Depending on the data format, structured, semi-structured, and unstructured cloud platforms have different solutions. In Azure, we can count on Azure SQL Database, Azure SQL Database for PostgreSQL, Azure Database for MySQL, and database servers installed on virtual machines, such as SQL Server on a virtual machine in Azure, to store structured data. These are called relational databases.

Semi-structured data can be stored in Azure Cosmos DB and unstructured data (such as videos and images) can be stored in Azure Blob storage in a platform called Azure Data Lake Storage, optimized for queries and processing.

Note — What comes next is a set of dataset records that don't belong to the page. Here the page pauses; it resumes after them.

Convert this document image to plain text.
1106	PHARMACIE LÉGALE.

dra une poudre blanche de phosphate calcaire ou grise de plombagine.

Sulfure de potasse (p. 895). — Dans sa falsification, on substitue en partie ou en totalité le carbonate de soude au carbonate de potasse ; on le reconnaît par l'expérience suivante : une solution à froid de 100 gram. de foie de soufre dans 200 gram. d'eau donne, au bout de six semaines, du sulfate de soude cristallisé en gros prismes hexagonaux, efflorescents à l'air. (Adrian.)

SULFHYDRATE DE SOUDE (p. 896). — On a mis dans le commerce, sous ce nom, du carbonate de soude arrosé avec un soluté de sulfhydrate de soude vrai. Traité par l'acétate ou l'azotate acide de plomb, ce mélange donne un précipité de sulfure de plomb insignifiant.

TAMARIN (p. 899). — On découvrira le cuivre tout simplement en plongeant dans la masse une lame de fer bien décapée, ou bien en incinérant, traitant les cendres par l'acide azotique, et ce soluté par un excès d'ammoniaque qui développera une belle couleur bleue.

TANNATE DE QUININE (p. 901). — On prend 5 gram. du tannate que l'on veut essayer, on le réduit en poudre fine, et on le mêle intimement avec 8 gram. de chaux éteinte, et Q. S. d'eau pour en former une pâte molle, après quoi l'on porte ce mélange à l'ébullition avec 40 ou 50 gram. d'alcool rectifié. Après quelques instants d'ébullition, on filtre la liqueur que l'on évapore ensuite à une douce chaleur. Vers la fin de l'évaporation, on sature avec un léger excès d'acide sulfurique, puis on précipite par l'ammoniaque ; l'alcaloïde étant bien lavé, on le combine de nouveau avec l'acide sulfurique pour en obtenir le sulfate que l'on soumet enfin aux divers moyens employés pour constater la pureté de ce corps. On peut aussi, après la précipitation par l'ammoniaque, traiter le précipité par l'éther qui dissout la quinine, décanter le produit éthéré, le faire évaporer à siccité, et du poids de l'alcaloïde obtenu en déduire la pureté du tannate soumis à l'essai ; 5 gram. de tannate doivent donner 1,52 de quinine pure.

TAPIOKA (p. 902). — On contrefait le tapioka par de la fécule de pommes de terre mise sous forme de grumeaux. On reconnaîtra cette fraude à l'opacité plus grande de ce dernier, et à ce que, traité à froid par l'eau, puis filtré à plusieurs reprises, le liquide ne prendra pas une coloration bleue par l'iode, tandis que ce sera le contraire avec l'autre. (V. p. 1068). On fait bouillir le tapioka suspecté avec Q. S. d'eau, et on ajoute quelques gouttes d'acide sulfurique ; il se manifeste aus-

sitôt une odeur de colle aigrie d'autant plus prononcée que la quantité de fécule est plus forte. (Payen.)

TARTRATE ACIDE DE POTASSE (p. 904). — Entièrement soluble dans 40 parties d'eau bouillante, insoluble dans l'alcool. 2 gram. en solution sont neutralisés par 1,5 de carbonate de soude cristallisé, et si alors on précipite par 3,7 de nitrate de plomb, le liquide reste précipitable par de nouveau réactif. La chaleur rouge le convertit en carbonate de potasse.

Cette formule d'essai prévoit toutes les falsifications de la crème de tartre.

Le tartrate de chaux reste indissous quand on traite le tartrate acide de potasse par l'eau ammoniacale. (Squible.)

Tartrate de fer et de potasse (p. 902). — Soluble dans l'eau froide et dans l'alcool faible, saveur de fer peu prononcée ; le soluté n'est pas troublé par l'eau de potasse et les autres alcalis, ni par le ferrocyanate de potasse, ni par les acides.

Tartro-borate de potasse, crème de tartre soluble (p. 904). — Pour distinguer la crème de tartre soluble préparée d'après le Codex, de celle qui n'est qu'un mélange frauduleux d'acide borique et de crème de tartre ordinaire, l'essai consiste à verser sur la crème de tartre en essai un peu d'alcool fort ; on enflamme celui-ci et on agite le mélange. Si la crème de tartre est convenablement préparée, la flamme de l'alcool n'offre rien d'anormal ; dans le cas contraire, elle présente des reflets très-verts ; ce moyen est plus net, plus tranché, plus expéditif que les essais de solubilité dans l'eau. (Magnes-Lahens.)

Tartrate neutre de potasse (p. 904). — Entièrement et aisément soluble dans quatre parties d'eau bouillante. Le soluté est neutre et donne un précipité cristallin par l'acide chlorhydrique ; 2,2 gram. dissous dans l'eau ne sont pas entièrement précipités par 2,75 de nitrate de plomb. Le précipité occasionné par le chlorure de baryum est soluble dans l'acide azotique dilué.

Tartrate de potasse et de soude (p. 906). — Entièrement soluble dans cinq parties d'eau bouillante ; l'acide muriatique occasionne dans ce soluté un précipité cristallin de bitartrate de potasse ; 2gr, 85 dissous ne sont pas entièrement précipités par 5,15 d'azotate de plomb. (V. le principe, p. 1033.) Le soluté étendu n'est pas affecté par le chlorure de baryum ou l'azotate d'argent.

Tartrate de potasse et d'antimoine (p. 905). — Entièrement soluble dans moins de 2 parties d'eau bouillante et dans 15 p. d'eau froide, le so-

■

These services are delivered by Azure in the following formats:

Infrastructure as a service (IaaS) – Databases deployed on virtual machines
Platform as a service (PaaS) – Managed database services, where the responsibility for managing the virtual machine and the operating system lies with Azure

For these database services to be used, they must be provisioned and configured to receive the data properly.

One of the most important aspects after provisioning a service is the access control configuration. Azure allows you to create custom access role control, but in general, we maintain at least three profiles:

Read-only – Users can read existing data on that service, but they cannot add new records or edit or delete them
Read/Write – Users can read, create, delete, and edit records
Owner – Higher access privilege, including the ability to manage permission for other users to use this data

With these configured profiles, you will be able to add users to the profiles to access the data storage/databases.

Let’s look at an example. You are an administrator of a CUSTOMER database, and you have the Owner profile. So, you configure access to this database for the leader of the commercial area to Read/Write, and for salespeople to Read-only.

In addition to the permissions configuration, it is important to review all network configurations, data retention, and backup patterns, among other administrative activities. These management tasks will be covered in Chapter 7, Provisioning and Configuring Relational Database Services in Azure.

In all database scenarios, we will have different access requirements, and it is important (as in the example) to accurately delimit the access level needs of each profile.